Now over time, someone’s says to you. There is an easier way. We have a different way of doing all of the above. Just by using two pedals and a steering wheel. An automatic. Ha ha, tremendous you say. Let’s give it a go. You jump in. You put your feet by the two pedals and immediately have a blind panic. There are two pedals not three. I only have to use one foot. Which one. You put your left arm where the gear stick is and it has three positions. Parked. Go forwards. Go backwards. That’s novel.
Anyway, as you have the confidence of being able to drive a manual car and have the learned experience. You put the lever into go forward, depress the go faster pedal and off you go. Again avoiding objects such as trees, walls and especially people.
On your journey you find you left arm forever trying to change gears but it is not required. You also find your left foot wants to do something but it is not required. You struggle as you have to unlearn the previous learned experience. After a while you master this and you say to yourself, well this is easy and a lot less hassle than driving a manual car. You are content. You unlearn the old way and learn a new way.
The functional experience and the way that you do things has now become by default the way to drive an automatic car. It used to be how to drive a manual car.
One day though, you have occasion to get back into your manual car. You climb in and settle down for the journey. This may be the result of the automatic car having a functional day off. As a thought experiment do cars have functional seizures.
As an aside, for film buffs, the original Bladeruuner film (okay I am showing my age) was based upon a thought experiment of ‘Do Androids dream of electric sheep”. Ridley interpreted this dysfunctional alternative brilliantly, although Isaac Asimov may have railed against it, as the Laws of Robotics, as outlined in his trilogy of novels called Foundation, were clearly not followed. But I digress.
Back to my analogy.
You say to yourself, simple really, driven one of these for many years before I had an automatic. No problem after all it is just functionally the same as an automatic.
But suddenly you find that the car is stalling, you depress the wrong pedal and suddenly the car is functionally not behaving as you remember. In fact it is not doing the things it is meant to do automatically. Strange sounds are coming from the engine as you depress the accelerator pedal without the functional gear being engaged. The car wont move forward and when it does, it is jerky and not smooth. It is also doing things automatically or involuntarily which you really have no control over.

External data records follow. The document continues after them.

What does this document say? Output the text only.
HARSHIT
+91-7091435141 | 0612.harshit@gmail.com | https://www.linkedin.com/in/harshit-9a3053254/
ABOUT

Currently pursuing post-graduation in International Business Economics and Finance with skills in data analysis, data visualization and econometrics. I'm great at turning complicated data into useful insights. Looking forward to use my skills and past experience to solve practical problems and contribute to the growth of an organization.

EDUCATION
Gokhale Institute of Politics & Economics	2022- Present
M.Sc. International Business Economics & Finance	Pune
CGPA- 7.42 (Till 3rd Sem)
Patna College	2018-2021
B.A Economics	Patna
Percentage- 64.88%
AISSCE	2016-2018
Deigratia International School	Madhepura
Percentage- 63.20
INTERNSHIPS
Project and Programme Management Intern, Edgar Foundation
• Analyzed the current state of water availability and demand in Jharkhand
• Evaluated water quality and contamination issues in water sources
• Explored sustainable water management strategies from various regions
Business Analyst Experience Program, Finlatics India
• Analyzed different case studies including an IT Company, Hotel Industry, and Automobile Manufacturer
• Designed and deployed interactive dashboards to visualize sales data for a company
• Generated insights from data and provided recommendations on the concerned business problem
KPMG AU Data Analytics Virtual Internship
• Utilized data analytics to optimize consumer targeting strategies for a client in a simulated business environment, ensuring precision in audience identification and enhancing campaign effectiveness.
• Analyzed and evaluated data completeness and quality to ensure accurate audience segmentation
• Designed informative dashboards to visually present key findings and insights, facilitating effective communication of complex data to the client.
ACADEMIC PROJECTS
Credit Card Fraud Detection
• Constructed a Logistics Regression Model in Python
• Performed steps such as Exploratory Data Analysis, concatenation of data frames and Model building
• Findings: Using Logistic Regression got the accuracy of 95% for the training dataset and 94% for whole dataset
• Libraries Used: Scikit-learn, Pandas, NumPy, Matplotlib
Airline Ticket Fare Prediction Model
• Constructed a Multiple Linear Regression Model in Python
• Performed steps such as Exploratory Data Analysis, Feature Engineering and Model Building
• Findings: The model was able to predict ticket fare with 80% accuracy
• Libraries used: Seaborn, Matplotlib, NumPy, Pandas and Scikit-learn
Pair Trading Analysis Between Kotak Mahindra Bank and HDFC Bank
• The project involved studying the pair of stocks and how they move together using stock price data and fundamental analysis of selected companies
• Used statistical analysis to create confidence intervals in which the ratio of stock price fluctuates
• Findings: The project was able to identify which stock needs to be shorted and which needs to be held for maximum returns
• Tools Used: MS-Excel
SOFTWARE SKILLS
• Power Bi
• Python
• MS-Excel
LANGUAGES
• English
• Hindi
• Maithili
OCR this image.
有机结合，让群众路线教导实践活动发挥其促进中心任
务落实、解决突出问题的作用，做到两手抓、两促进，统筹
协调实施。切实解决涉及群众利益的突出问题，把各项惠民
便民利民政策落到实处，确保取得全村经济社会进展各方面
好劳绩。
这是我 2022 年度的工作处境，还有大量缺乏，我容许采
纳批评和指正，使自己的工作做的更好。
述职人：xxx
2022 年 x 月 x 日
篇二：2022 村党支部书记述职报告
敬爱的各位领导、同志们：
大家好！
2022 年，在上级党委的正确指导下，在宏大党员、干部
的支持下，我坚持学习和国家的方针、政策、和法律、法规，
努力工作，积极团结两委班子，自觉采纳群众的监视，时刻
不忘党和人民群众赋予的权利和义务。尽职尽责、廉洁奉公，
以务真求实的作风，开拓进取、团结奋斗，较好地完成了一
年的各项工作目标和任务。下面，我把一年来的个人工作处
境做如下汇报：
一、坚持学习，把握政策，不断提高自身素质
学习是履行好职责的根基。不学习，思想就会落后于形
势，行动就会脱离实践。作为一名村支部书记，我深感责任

You then think to yourself, so what I need to do, is to switch off the involuntary actions which are the learned response of how to be in a functionally automatic car which ‘knows’ how to do things in the background and which sometimes does things you didn’t voluntarily initiate.
Then having switched off this learned involuntary response, you say to yourself, I now need to really concentrate on performing the voluntary actions of driving a functionally manual car and to re learn new pathways.
After a few bumps in the road, you do so, and you have unlearned the learned and have learnt new neural pathways.
A long winded muse on the chemical powerhouse which we call our brain exhibiting neuroplasticity. Rather than complex hydrocarbons, such as petroleum, which we feed our car, we feed our brain complex carbohydrates and oxygen with the spark plug of cellular activity being based upon a missing electron of the oxygen molecule.
With thanks to my wife Miranda who inspired me to explain this analogy and who had to re-learn how to drive a manual car recently in the dark.